Saturday, 2 October 2010

Fluency Schmuency - by Theo

Coming from a country with one of the lowest rates of knowledge of a second language in Europe, if not the world, it's hardly surprising that we should misunderstand what it is to truly master a foreign language. In England we talk about being "fluent" in a language, usually equating this with having complete control over said tongue.

Not so. Fluent, from fluid, simply means to be able to talk without hesitations or significant pauses in a smooth stream of words. Your pronunciation may be atrocious, you might put the emphasis in totally the wrong places, your prose could be littered with errors and you might be completely incapable of understanding the response you elicit. Doesn't matter; you're fluent, and as far as most English people are concerned, that's enough. Forget the fact that native speakers might be completely confused by your gnomic (yet, fluent) utterances, we feel we've done our bit by blurting out our foreign phrases in one, smooth go.

Before moving to Spain I was just as guilty of this, equating fluency with being able to 'speak' a language (also a bad term - after all it's not much good being able to 'speak' a language if you can't understand the response). In fact, upon taking one of my first classes for Spanish learners of English and finding all my students to be incredibly fluent and generally faultless in English, I was astounded to discover that they were studying for the Cambridge First Certificate in English. The First Certificate. There are two more, higher level exams after that, Advanced and Proficiency. As a rookie teacher I struggled to imagine what more these almost word-perfect teenagers had to learn about the English language. I mean they were fluent, what more did we want?

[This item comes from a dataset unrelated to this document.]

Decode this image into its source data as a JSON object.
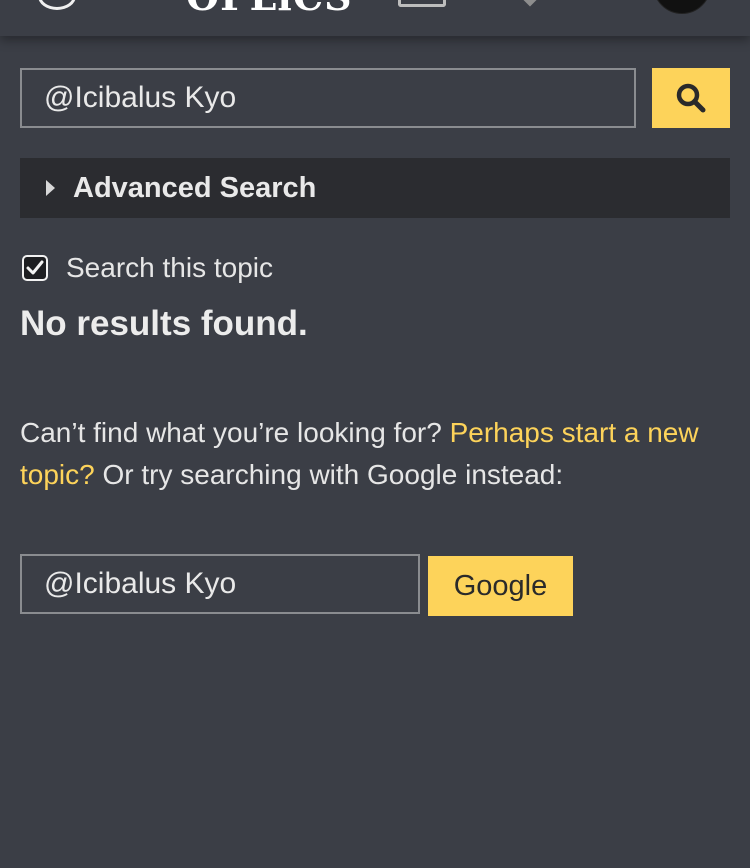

My own learning experience of Spanish and my continual struggles with French have enlightened me somewhat. I am now 'fluent' in Spanish, though I'm still a long way off being word-perfect, or understanding the majority of things said to me in Spanish. Hopefully though, after 10 months of intermittent self-study, I'll be getting back to Spanish lessons and striving to improve. Or rather I'll be bringing Spanish lessons to me, having persuaded many of my teaching colleagues to band together for an in-house teacher. Meanwhile, having been allotted 4 classes of Proficiency level students in this academic year's timetable, I'll be finding out exactly what more there is to learn about English beyond fluency.